ECOFIN 10 November: Solvency II formally adopted and CRD "general approach" agreed

11 November 2009

ECOFIN formally adopted 'Solvency II' for EU insurance companies and agreed a general approach to the CRD proposals on strengthening capital requirements for trading and re-securitisation, as well as remuneration policies in the banking sector.

Solvency II: new solvency rules for EU insurance companies: link

The Council today adopted a directive setting new solvency rules for insurance companies.
 
Given that existing solvency rules are well out of date, the directive is aimed at strengthening the supervision of insurance companies and prudential regulation.
 
It also establishes a new framework for EU regulation through the recasting of 14 existing insurance directives into a single legal text.
 
Strengthening of capital requirements and remuneration policies in the banking sector:
 
Pending the European Parliament's opinion on first reading, the Council agreed a general approach to a draft directive aimed at strengthening disclosure and capital requirements for the trading book and re-securitisation instruments in the banking sector and preventing remuneration policies which generate unacceptable levels of risk.
 
Reuters reports that the agreement to significantly increase the capital which financial institutions are required to retain to cover their high-risk trading activities.
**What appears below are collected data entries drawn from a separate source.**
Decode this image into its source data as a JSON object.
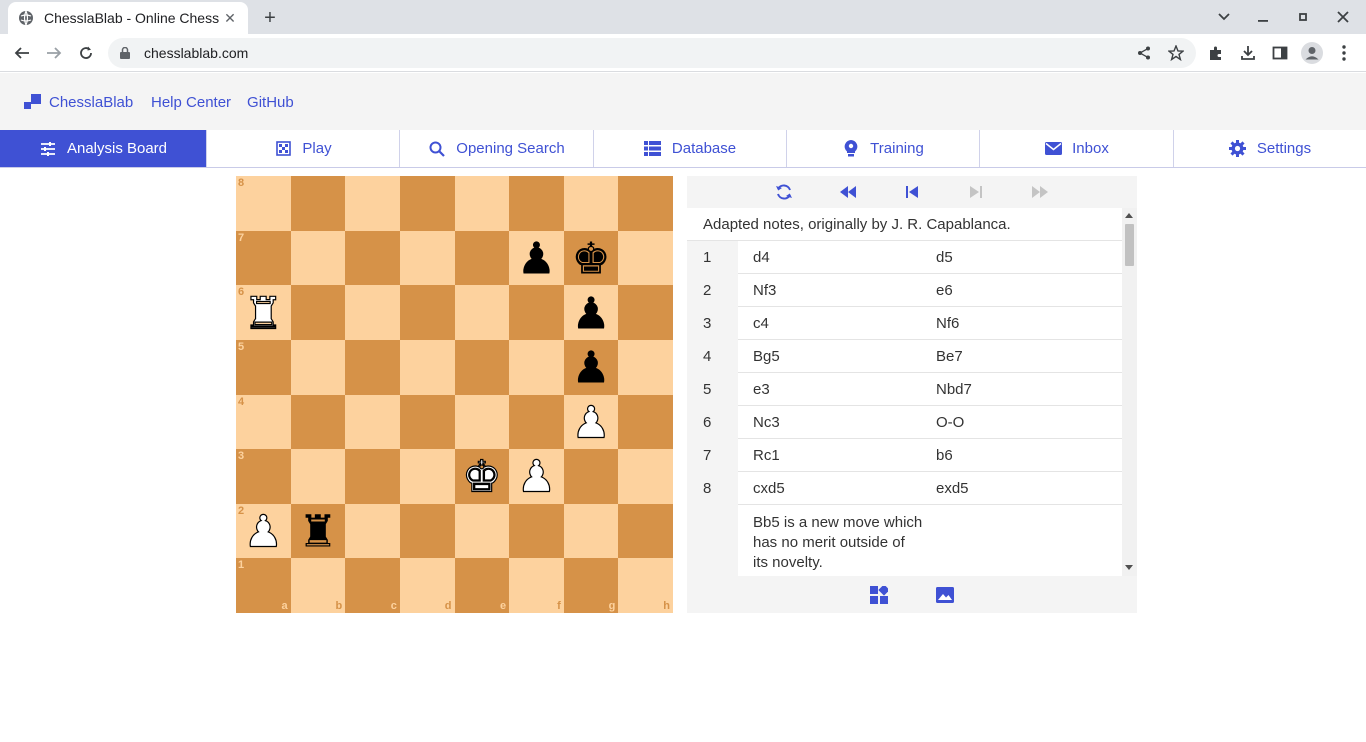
{
  "browser": {
    "tab_title": "ChesslaBlab - Online Chess",
    "url": "chesslablab.com"
  },
  "site": {
    "brand": "ChesslaBlab",
    "links": [
      "Help Center",
      "GitHub"
    ],
    "accent_color": "#3f51d4"
  },
  "nav": [
    {
      "label": "Analysis Board",
      "icon": "sliders-icon",
      "active": true
    },
    {
      "label": "Play",
      "icon": "grid-board-icon",
      "active": false
    },
    {
      "label": "Opening Search",
      "icon": "search-icon",
      "active": false
    },
    {
      "label": "Database",
      "icon": "list-icon",
      "active": false
    },
    {
      "label": "Training",
      "icon": "lightbulb-icon",
      "active": false
    },
    {
      "label": "Inbox",
      "icon": "envelope-icon",
      "active": false
    },
    {
      "label": "Settings",
      "icon": "gear-icon",
      "active": false
    }
  ],
  "board": {
    "light_color": "#fdd29e",
    "dark_color": "#d69248",
    "ranks": [
      "8",
      "7",
      "6",
      "5",
      "4",
      "3",
      "2",
      "1"
    ],
    "files": [
      "a",
      "b",
      "c",
      "d",
      "e",
      "f",
      "g",
      "h"
    ],
    "pieces": [
      {
        "sq": "f7",
        "glyph": "♟",
        "color": "b"
      },
      {
        "sq": "g7",
        "glyph": "♚",
        "color": "b"
      },
      {
        "sq": "a6",
        "glyph": "♜",
        "color": "w"
      },
      {
        "sq": "g6",
        "glyph": "♟",
        "color": "b"
      },
      {
        "sq": "g5",
        "glyph": "♟",
        "color": "b"
      },
      {
        "sq": "g4",
        "glyph": "♟",
        "color": "w"
      },
      {
        "sq": "e3",
        "glyph": "♚",
        "color": "w"
      },
      {
        "sq": "f3",
        "glyph": "♟",
        "color": "w"
      },
      {
        "sq": "a2",
        "glyph": "♟",
        "color": "w"
      },
      {
        "sq": "b2",
        "glyph": "♜",
        "color": "b"
      }
    ]
  },
  "moves": {
    "comment": "Adapted notes, originally by J. R. Capablanca.",
    "rows": [
      {
        "n": "1",
        "w": "d4",
        "b": "d5"
      },
      {
        "n": "2",
        "w": "Nf3",
        "b": "e6"
      },
      {
        "n": "3",
        "w": "c4",
        "b": "Nf6"
      },
      {
        "n": "4",
        "w": "Bg5",
        "b": "Be7"
      },
      {
        "n": "5",
        "w": "e3",
        "b": "Nbd7"
      },
      {
        "n": "6",
        "w": "Nc3",
        "b": "O-O"
      },
      {
        "n": "7",
        "w": "Rc1",
        "b": "b6"
      },
      {
        "n": "8",
        "w": "cxd5",
        "b": "exd5"
      }
    ],
    "note": "Bb5 is a new move which has no merit outside of its novelty."
  }
}
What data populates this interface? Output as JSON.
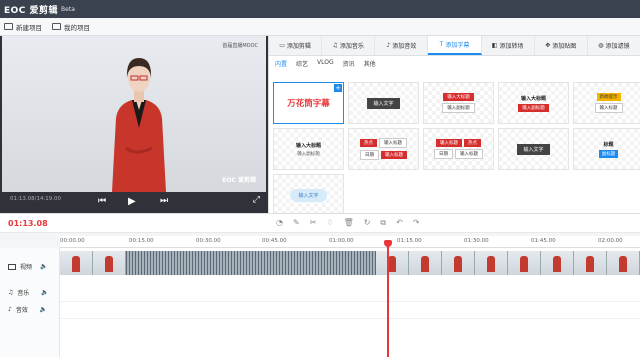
{
  "app": {
    "logo": "EOC 爱剪辑",
    "edition": "Beta"
  },
  "toolbar": {
    "new_project": "新建项目",
    "my_projects": "我的项目"
  },
  "preview": {
    "watermark_top": "首届直播MOOC",
    "watermark_bottom": "EOC 爱剪辑",
    "timecode": "01:13.08/14:19.00"
  },
  "tabs": [
    {
      "label": "添加剪辑",
      "icon": "clip-icon"
    },
    {
      "label": "添加音乐",
      "icon": "music-icon"
    },
    {
      "label": "添加音效",
      "icon": "sound-effect-icon"
    },
    {
      "label": "添加字幕",
      "icon": "text-icon",
      "active": true
    },
    {
      "label": "添加转场",
      "icon": "transition-icon"
    },
    {
      "label": "添加贴图",
      "icon": "sticker-icon"
    },
    {
      "label": "添加滤镜",
      "icon": "filter-icon"
    }
  ],
  "subtabs": [
    {
      "label": "内置",
      "active": true
    },
    {
      "label": "综艺"
    },
    {
      "label": "VLOG"
    },
    {
      "label": "资讯"
    },
    {
      "label": "其他"
    }
  ],
  "captions": {
    "c1": "万花筒字幕",
    "c2": "输入文字",
    "c3_main": "输入大标题",
    "c3_sub": "输入副标题",
    "c4_main": "输入大标题",
    "c4_sub": "输入副标题",
    "c5_top": "新闻提示",
    "c5_bottom": "输入标题",
    "c6_main": "输入大标题",
    "c6_sub": "输入副标题",
    "c7_a": "热点",
    "c7_b": "输入标题",
    "c7_c": "日期",
    "c7_d": "输入标题",
    "c8_a": "输入标题",
    "c8_b": "热点",
    "c8_c": "日期",
    "c8_d": "输入标题",
    "c9": "输入文字",
    "c10_top": "标题",
    "c10_bottom": "副标题",
    "c11": "输入文字"
  },
  "timeline": {
    "current_time": "01:13.08",
    "ticks": [
      "00:00.00",
      "00:15.00",
      "00:30.00",
      "00:45.00",
      "01:00.00",
      "01:15.00",
      "01:30.00",
      "01:45.00",
      "02:00.00"
    ],
    "tracks": {
      "video": "视频",
      "music": "音乐",
      "sfx": "音效"
    }
  },
  "colors": {
    "accent": "#1b8bf0",
    "danger": "#e8363a",
    "titlebar": "#3a4250"
  }
}
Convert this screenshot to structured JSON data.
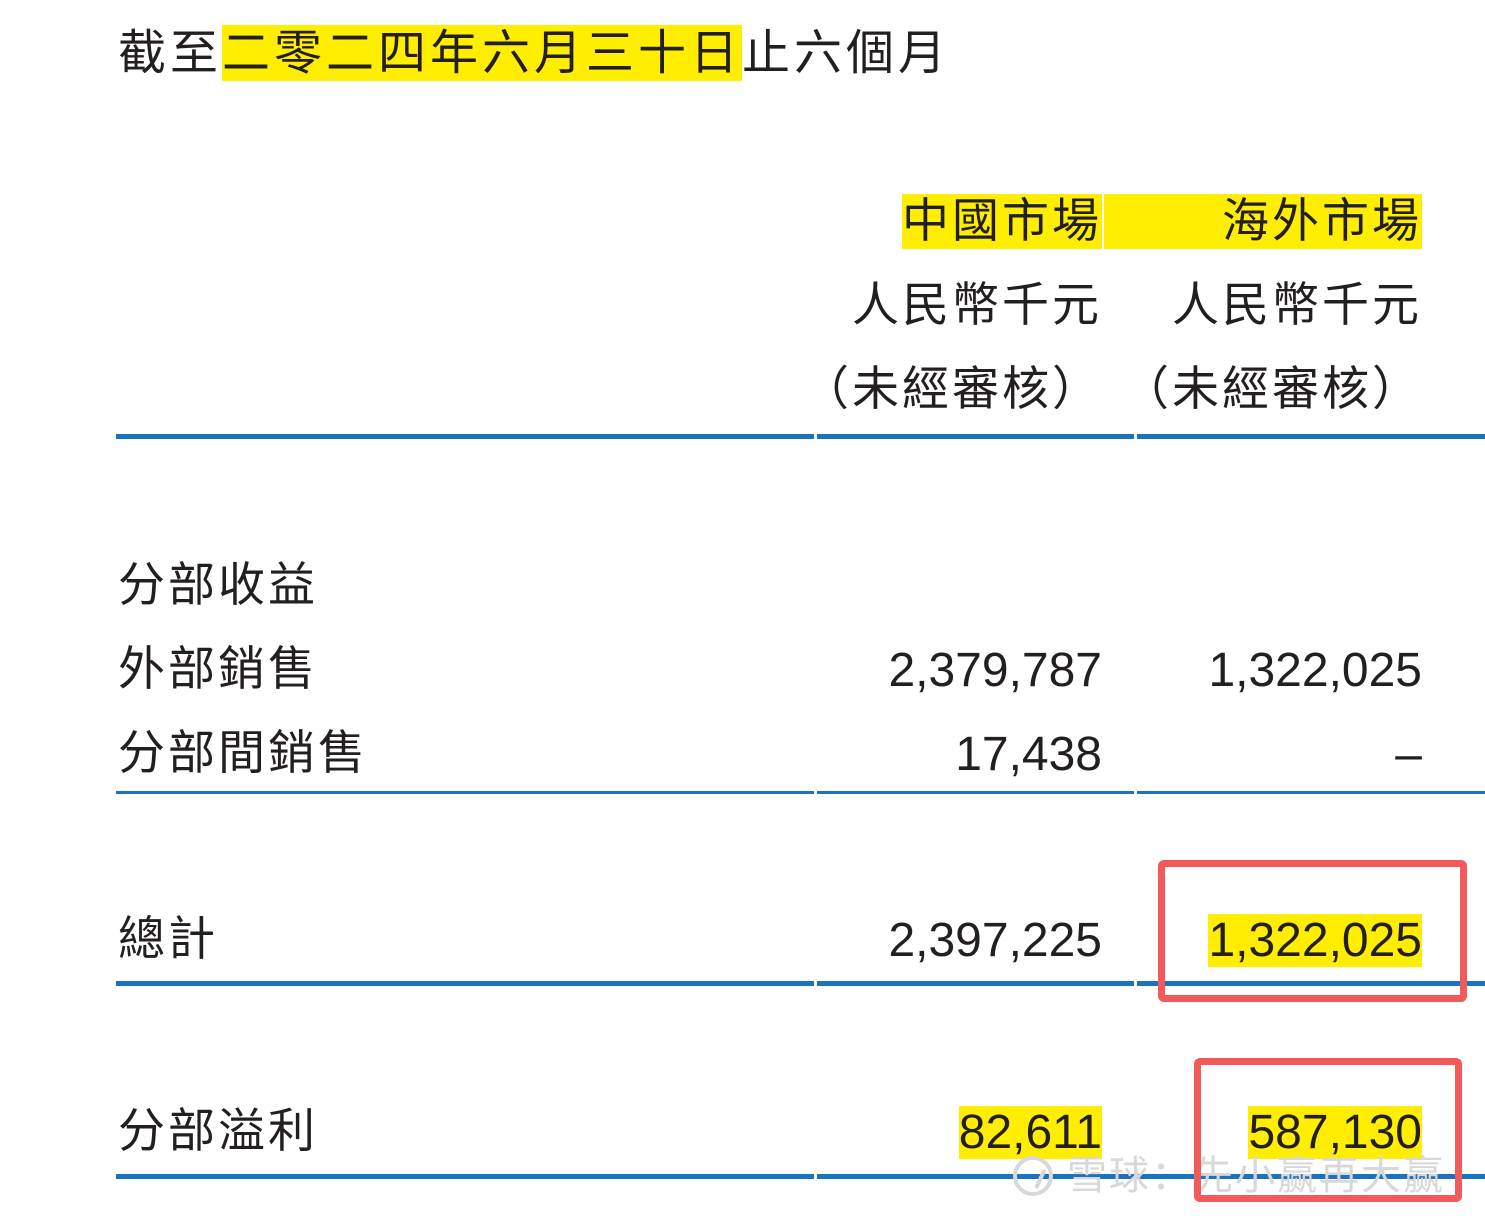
{
  "period": {
    "prefix": "截至",
    "date": "二零二四年六月三十日",
    "suffix": "止六個月"
  },
  "columns": [
    {
      "market": "中國市場",
      "currency": "人民幣千元",
      "audit": "（未經審核）"
    },
    {
      "market": "海外市場",
      "currency": "人民幣千元",
      "audit": "（未經審核）"
    }
  ],
  "section_heading": "分部收益",
  "rows": [
    {
      "label": "外部銷售",
      "values": [
        "2,379,787",
        "1,322,025"
      ]
    },
    {
      "label": "分部間銷售",
      "values": [
        "17,438",
        "–"
      ]
    }
  ],
  "total": {
    "label": "總計",
    "values": [
      "2,397,225",
      "1,322,025"
    ]
  },
  "profit": {
    "label": "分部溢利",
    "values": [
      "82,611",
      "587,130"
    ]
  },
  "watermark": "雪球：先小赢再大赢",
  "colors": {
    "rule": "#1a73c0",
    "highlight": "#ffee00",
    "annotation_box": "#f25a5a",
    "text": "#231f20"
  }
}
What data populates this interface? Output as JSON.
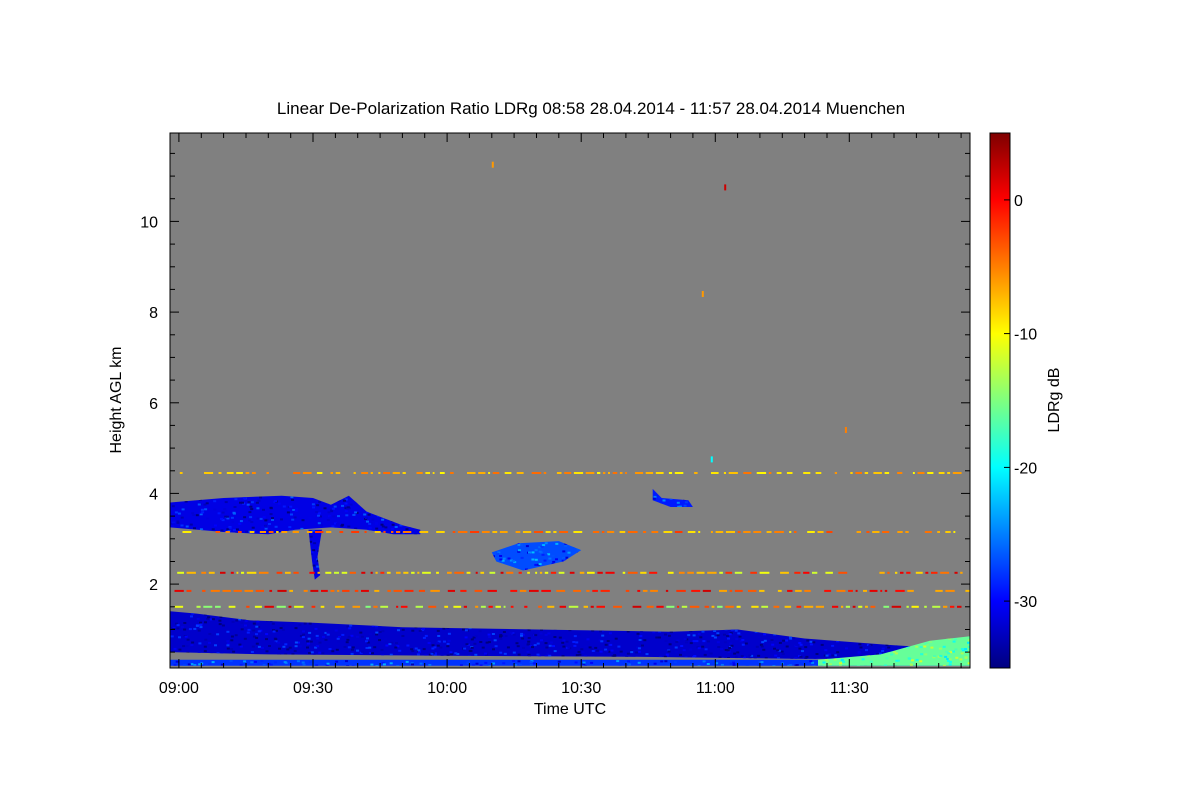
{
  "chart_data": {
    "type": "heatmap",
    "title": "Linear De-Polarization Ratio LDRg   08:58 28.04.2014 - 11:57 28.04.2014 Muenchen",
    "xlabel": "Time UTC",
    "ylabel": "Height AGL km",
    "colorbar_label": "LDRg dB",
    "x_unit": "minutes of day (UTC)",
    "xlim": [
      538,
      717
    ],
    "ylim": [
      0.15,
      11.95
    ],
    "clim": [
      -35,
      5
    ],
    "x_ticks": [
      {
        "value": 540,
        "label": "09:00"
      },
      {
        "value": 570,
        "label": "09:30"
      },
      {
        "value": 600,
        "label": "10:00"
      },
      {
        "value": 630,
        "label": "10:30"
      },
      {
        "value": 660,
        "label": "11:00"
      },
      {
        "value": 690,
        "label": "11:30"
      }
    ],
    "y_ticks": [
      {
        "value": 2,
        "label": "2"
      },
      {
        "value": 4,
        "label": "4"
      },
      {
        "value": 6,
        "label": "6"
      },
      {
        "value": 8,
        "label": "8"
      },
      {
        "value": 10,
        "label": "10"
      }
    ],
    "colorbar_ticks": [
      {
        "value": 0,
        "label": "0"
      },
      {
        "value": -10,
        "label": "-10"
      },
      {
        "value": -20,
        "label": "-20"
      },
      {
        "value": -30,
        "label": "-30"
      }
    ],
    "background_color": "#808080",
    "colormap": [
      "#00007f",
      "#0000ff",
      "#007fff",
      "#00ffff",
      "#7fff7f",
      "#ffff00",
      "#ff7f00",
      "#ff0000",
      "#7f0000"
    ],
    "features": [
      {
        "name": "cloud layer 3.5 km",
        "ldr": -31,
        "outline": [
          [
            538,
            3.8
          ],
          [
            550,
            3.9
          ],
          [
            563,
            3.95
          ],
          [
            570,
            3.9
          ],
          [
            574,
            3.75
          ],
          [
            578,
            3.95
          ],
          [
            582,
            3.6
          ],
          [
            590,
            3.3
          ],
          [
            594,
            3.2
          ],
          [
            594,
            3.1
          ],
          [
            588,
            3.1
          ],
          [
            582,
            3.2
          ],
          [
            574,
            3.25
          ],
          [
            566,
            3.2
          ],
          [
            560,
            3.1
          ],
          [
            550,
            3.15
          ],
          [
            538,
            3.25
          ]
        ]
      },
      {
        "name": "fall streak",
        "ldr": -31,
        "outline": [
          [
            569,
            3.2
          ],
          [
            572,
            3.2
          ],
          [
            571,
            2.6
          ],
          [
            571.6,
            2.2
          ],
          [
            570.4,
            2.1
          ],
          [
            569.8,
            2.5
          ]
        ]
      },
      {
        "name": "cloud 10:20",
        "ldr": -27,
        "outline": [
          [
            610,
            2.7
          ],
          [
            616,
            2.9
          ],
          [
            625,
            2.95
          ],
          [
            630,
            2.75
          ],
          [
            626,
            2.5
          ],
          [
            617,
            2.3
          ],
          [
            611,
            2.5
          ]
        ]
      },
      {
        "name": "cloud 10:50",
        "ldr": -29,
        "outline": [
          [
            646,
            4.1
          ],
          [
            648,
            3.9
          ],
          [
            654,
            3.85
          ],
          [
            655,
            3.7
          ],
          [
            650,
            3.7
          ],
          [
            646,
            3.85
          ]
        ]
      },
      {
        "name": "boundary layer",
        "ldr": -32,
        "outline": [
          [
            538,
            1.4
          ],
          [
            544,
            1.35
          ],
          [
            556,
            1.2
          ],
          [
            570,
            1.15
          ],
          [
            590,
            1.05
          ],
          [
            620,
            1.0
          ],
          [
            650,
            0.95
          ],
          [
            665,
            1.0
          ],
          [
            680,
            0.8
          ],
          [
            700,
            0.65
          ],
          [
            717,
            0.55
          ],
          [
            717,
            0.35
          ],
          [
            680,
            0.35
          ],
          [
            640,
            0.4
          ],
          [
            600,
            0.42
          ],
          [
            560,
            0.45
          ],
          [
            538,
            0.5
          ]
        ]
      },
      {
        "name": "surface layer",
        "ldr": -28,
        "outline": [
          [
            538,
            0.33
          ],
          [
            717,
            0.33
          ],
          [
            717,
            0.2
          ],
          [
            538,
            0.2
          ]
        ]
      },
      {
        "name": "aerosol 11:40",
        "ldr": -16,
        "outline": [
          [
            683,
            0.33
          ],
          [
            697,
            0.45
          ],
          [
            708,
            0.75
          ],
          [
            717,
            0.85
          ],
          [
            717,
            0.2
          ],
          [
            683,
            0.2
          ]
        ]
      }
    ],
    "echo_rows": [
      {
        "height": 2.25,
        "ldr_range": [
          -12,
          2
        ]
      },
      {
        "height": 1.85,
        "ldr_range": [
          -8,
          2
        ]
      },
      {
        "height": 1.5,
        "ldr_range": [
          -15,
          2
        ]
      },
      {
        "height": 3.15,
        "ldr_range": [
          -10,
          -2
        ]
      },
      {
        "height": 4.45,
        "ldr_range": [
          -10,
          -4
        ]
      }
    ],
    "isolated_points": [
      {
        "x": 610,
        "y": 11.25,
        "ldr": -6
      },
      {
        "x": 662,
        "y": 10.75,
        "ldr": 2
      },
      {
        "x": 657,
        "y": 8.4,
        "ldr": -6
      },
      {
        "x": 689,
        "y": 5.4,
        "ldr": -5
      },
      {
        "x": 659,
        "y": 4.75,
        "ldr": -20
      }
    ]
  }
}
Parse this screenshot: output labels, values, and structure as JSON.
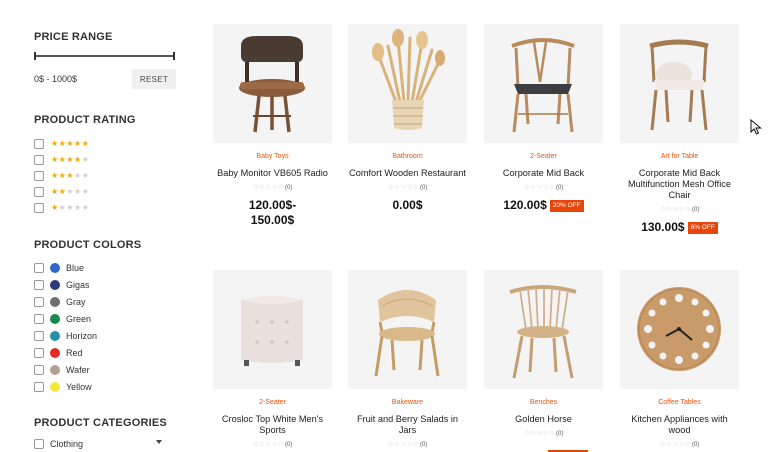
{
  "filters": {
    "price": {
      "title": "PRICE RANGE",
      "value": "0$ - 1000$",
      "reset_label": "RESET",
      "range_min": 0,
      "range_max": 1000
    },
    "rating": {
      "title": "PRODUCT RATING",
      "levels": [
        5,
        4,
        3,
        2,
        1
      ]
    },
    "colors": {
      "title": "PRODUCT COLORS",
      "items": [
        {
          "name": "Blue",
          "hex": "#2f67c6"
        },
        {
          "name": "Gigas",
          "hex": "#2b3a7c"
        },
        {
          "name": "Gray",
          "hex": "#6e6e73"
        },
        {
          "name": "Green",
          "hex": "#178a4a"
        },
        {
          "name": "Horizon",
          "hex": "#2590a8"
        },
        {
          "name": "Red",
          "hex": "#e32b22"
        },
        {
          "name": "Wafer",
          "hex": "#b19f92"
        },
        {
          "name": "Yellow",
          "hex": "#f5e63a"
        }
      ]
    },
    "categories": {
      "title": "PRODUCT CATEGORIES",
      "items": [
        "Clothing"
      ]
    }
  },
  "products": [
    {
      "category": "Baby Toys",
      "name": "Baby Monitor VB605 Radio",
      "rating_count": "(0)",
      "price": "120.00$-",
      "price2": "150.00$",
      "badge": "",
      "image": "lounge-chair"
    },
    {
      "category": "Bathroom",
      "name": "Comfort Wooden Restaurant",
      "rating_count": "(0)",
      "price": "0.00$",
      "price2": "",
      "badge": "",
      "image": "wooden-utensils"
    },
    {
      "category": "2-Seater",
      "name": "Corporate Mid Back",
      "rating_count": "(0)",
      "price": "120.00$",
      "price2": "",
      "badge": "20% OFF",
      "image": "wishbone-chair"
    },
    {
      "category": "Art for Table",
      "name": "Corporate Mid Back Multifunction Mesh Office Chair",
      "rating_count": "(0)",
      "price": "130.00$",
      "price2": "",
      "badge": "6% OFF",
      "image": "dining-chair"
    },
    {
      "category": "2-Seater",
      "name": "Crosloc Top White Men's Sports",
      "rating_count": "(0)",
      "price": "",
      "price2": "",
      "badge": "",
      "image": "tufted-ottoman"
    },
    {
      "category": "Bakeware",
      "name": "Fruit and Berry Salads in Jars",
      "rating_count": "(0)",
      "price": "",
      "price2": "",
      "badge": "",
      "image": "cane-armchair"
    },
    {
      "category": "Benches",
      "name": "Golden Horse",
      "rating_count": "(0)",
      "price": "",
      "price2": "",
      "badge": "",
      "image": "spindle-chair"
    },
    {
      "category": "Coffee Tables",
      "name": "Kitchen Appliances with wood",
      "rating_count": "(0)",
      "price": "",
      "price2": "",
      "badge": "",
      "image": "wall-clock"
    }
  ]
}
The reform will also prevent bank pay policies "that generate unacceptable levels of risk".
EU states and the European Parliament have the final say on the reform. Finance ministers also asked EU president Sweden to start talks with parliament with a view to final adoption of the reform at first reading.
"The Council (of EU finance ministers) agreed on a general approach on a draft directive aimed at strengthening disclosure and capital requirements for the trading book and resecuritisation instruments in the banking sector," an EU statement said.
The reform will also prevent bank pay policies "that generate unacceptable levels of risk," the statement added.
The measure was proposed by the EU's executive European Commission in July to strengthen the bloc's bank capital requirements rules (CRD) by applying lessons from the worst financial crisis in decades.
It is part of wider, global efforts spearheaded by the G20 group of leading countries to force banks to top up their capital and liquidity levels and lessen the likelihood that huge taxpayer-backed bailouts of banks will be needed in the next crisis. Supervisors will be able to punish breaches, for example, by forcing a bank to top up its capital requirements.